Minha inquietação para adentrar no mundo da internet e da sua governança, especialmente pela conotação social e de direitos humanos, precisou ser compartilhada com outras pessoas e comunidades. Primeiro pensei que bastaria me relacionar com pessoas que já estavam nesse mundo. De uma certa maneira, eu o fiz.

Conversei com alguns jovens estudantes de telecomunicações e que se dedicam a trabalhos relacionados com a tecnologia. Eles demonstraram sua boa preparação profissional e técnica durante nossa conversação e se mostraram tão surpreendidos quanto eu, quando a conversa girou em torno a temas como a governança de internet, a neutralidade da rede, a vigilância nas comunicações o zero rating ou quem decide os nomes de domínio.

É raro encontrar um debate sobre temas tecnológicos em contextos cotidianos. Se bem é possível (porque não posso garantir), que em contextos oficiais e académicos, se discuta este tema, a pessoa do cotidiano está alheia dessa polêmica. Agora, eu fiquei muito mais impressionada quando discuti sobre este tema com pessoas que jamais se conectam nem mesmo no Facebook, uma senhora de mais ou menos 70 anos disse: “Gostaria de poder conhecer o mundo através da internet!” E ainda têm quem perguntou: “É verdade que os cubanos estamos pior conectados do que os haitianos?”

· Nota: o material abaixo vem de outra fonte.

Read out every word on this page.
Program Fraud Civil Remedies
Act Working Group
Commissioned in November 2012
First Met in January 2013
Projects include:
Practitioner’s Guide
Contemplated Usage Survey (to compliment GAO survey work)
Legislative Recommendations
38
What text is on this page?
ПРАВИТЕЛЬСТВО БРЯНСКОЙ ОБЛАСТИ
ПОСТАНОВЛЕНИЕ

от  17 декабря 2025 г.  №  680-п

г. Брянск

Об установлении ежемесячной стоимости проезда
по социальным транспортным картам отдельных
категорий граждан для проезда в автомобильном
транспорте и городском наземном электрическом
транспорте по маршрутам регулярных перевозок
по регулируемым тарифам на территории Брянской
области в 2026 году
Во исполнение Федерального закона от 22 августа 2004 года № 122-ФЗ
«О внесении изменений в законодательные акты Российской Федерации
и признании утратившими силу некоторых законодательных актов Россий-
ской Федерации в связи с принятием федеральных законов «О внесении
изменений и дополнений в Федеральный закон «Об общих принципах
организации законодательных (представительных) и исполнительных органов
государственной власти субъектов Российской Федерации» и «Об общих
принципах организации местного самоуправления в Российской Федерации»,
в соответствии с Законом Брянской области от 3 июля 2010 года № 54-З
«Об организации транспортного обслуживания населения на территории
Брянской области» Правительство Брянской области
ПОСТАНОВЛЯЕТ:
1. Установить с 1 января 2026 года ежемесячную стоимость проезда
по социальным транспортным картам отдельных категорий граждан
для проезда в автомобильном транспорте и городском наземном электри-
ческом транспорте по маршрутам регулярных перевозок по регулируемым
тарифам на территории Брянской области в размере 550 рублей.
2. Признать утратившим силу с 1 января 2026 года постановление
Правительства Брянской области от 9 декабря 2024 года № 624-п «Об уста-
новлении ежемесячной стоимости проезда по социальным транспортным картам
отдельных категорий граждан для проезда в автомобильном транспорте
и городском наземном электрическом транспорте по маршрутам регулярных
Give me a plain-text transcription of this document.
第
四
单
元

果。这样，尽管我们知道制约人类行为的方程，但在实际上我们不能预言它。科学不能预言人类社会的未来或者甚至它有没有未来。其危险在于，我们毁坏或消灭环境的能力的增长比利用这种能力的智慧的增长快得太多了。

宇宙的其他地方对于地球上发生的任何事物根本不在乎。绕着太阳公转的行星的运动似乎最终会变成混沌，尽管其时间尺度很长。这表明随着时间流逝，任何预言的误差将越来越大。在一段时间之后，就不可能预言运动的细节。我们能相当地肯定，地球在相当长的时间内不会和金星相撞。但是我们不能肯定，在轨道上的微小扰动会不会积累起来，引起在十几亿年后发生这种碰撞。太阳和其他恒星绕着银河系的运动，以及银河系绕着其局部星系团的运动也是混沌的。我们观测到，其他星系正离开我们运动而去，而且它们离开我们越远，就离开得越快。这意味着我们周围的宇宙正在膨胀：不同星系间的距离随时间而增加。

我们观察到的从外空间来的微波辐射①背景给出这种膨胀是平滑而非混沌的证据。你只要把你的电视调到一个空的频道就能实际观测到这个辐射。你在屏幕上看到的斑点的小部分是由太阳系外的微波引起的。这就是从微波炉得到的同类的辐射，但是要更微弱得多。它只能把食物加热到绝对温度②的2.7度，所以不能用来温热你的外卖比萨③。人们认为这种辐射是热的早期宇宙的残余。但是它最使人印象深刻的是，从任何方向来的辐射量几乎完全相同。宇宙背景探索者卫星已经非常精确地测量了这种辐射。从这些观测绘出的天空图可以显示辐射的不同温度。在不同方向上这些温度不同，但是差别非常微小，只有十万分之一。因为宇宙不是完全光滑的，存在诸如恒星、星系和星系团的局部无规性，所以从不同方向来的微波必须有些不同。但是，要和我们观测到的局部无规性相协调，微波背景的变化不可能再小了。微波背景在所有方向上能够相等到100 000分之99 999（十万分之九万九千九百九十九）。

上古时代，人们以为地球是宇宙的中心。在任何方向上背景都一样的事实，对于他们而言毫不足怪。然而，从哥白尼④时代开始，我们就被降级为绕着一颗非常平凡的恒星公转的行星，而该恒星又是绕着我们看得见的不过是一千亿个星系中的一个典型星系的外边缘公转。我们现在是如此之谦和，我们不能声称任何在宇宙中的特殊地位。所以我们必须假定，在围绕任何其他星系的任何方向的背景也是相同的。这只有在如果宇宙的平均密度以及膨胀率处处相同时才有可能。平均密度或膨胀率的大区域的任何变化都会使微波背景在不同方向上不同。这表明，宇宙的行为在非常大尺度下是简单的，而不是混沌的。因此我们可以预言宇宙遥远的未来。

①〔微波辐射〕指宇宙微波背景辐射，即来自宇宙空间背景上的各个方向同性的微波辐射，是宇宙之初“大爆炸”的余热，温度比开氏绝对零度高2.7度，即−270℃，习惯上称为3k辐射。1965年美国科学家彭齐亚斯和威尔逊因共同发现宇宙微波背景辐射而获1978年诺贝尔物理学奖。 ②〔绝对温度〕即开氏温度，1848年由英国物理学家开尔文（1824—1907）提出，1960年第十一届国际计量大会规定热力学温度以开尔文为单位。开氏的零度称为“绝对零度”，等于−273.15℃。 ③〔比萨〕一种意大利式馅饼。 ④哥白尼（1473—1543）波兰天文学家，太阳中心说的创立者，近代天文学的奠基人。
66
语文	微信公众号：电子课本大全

Depois do uso de uma nova invenção, a humanidade avança rapidamente, e em fim, no meio de debates e discussões, se olha para os problemas e diferenças sociais que essa nova invenção criou; revisamos o quanto nos afastou da dignidade humana a cegueira que produzem as vantagens destas grandes invenções e descobrimentos. Mas este olhar não é retrocesso nem rejeição do serviço. Na verdade, é um chamado para observar o que devemos mudar e como fazê-lo. Esta observação detalhada é para graduar e moderar, para sincronizar o avanço com o desenvolvimento humano que é, em definitiva, o fim de tudo. Este é o esforço que se faz atualmente com a internet.

Cuba começa a sua conexão a internet em um momento em que o mundo volta do que foi o fenômeno de abertura e comunicação humana mais extenso na história. Ainda com dificuldades, começamos a nos conectar. Chegar neste momento no mundo da internet é uma vantagem para o povo cubano. Uma vantagem que não procuramos, mas que devemos aproveitar. Cuba não tem por que sofrer os mesmos problemas do passado. Podemos ser uma nação que respeite o direito a ficar conectados, que acabe com as discriminações, o desrespeito à privacidade e o conformismo com internet parcial de ofertas a baixo custo.

A cidadania cubana tem o direito e o dever de participar como protagonistas neste processo que recém começa na ilha. E o primeiro é nos formar, nos capacitar e nos informar.

Esta foi a minha primeira incursão no mundo da interconexão e agora tenho duas certezas: de agora em adiante não poderemos viver sem internet e devemos conhecê-la bem para que nos faça cada vez mais humanos.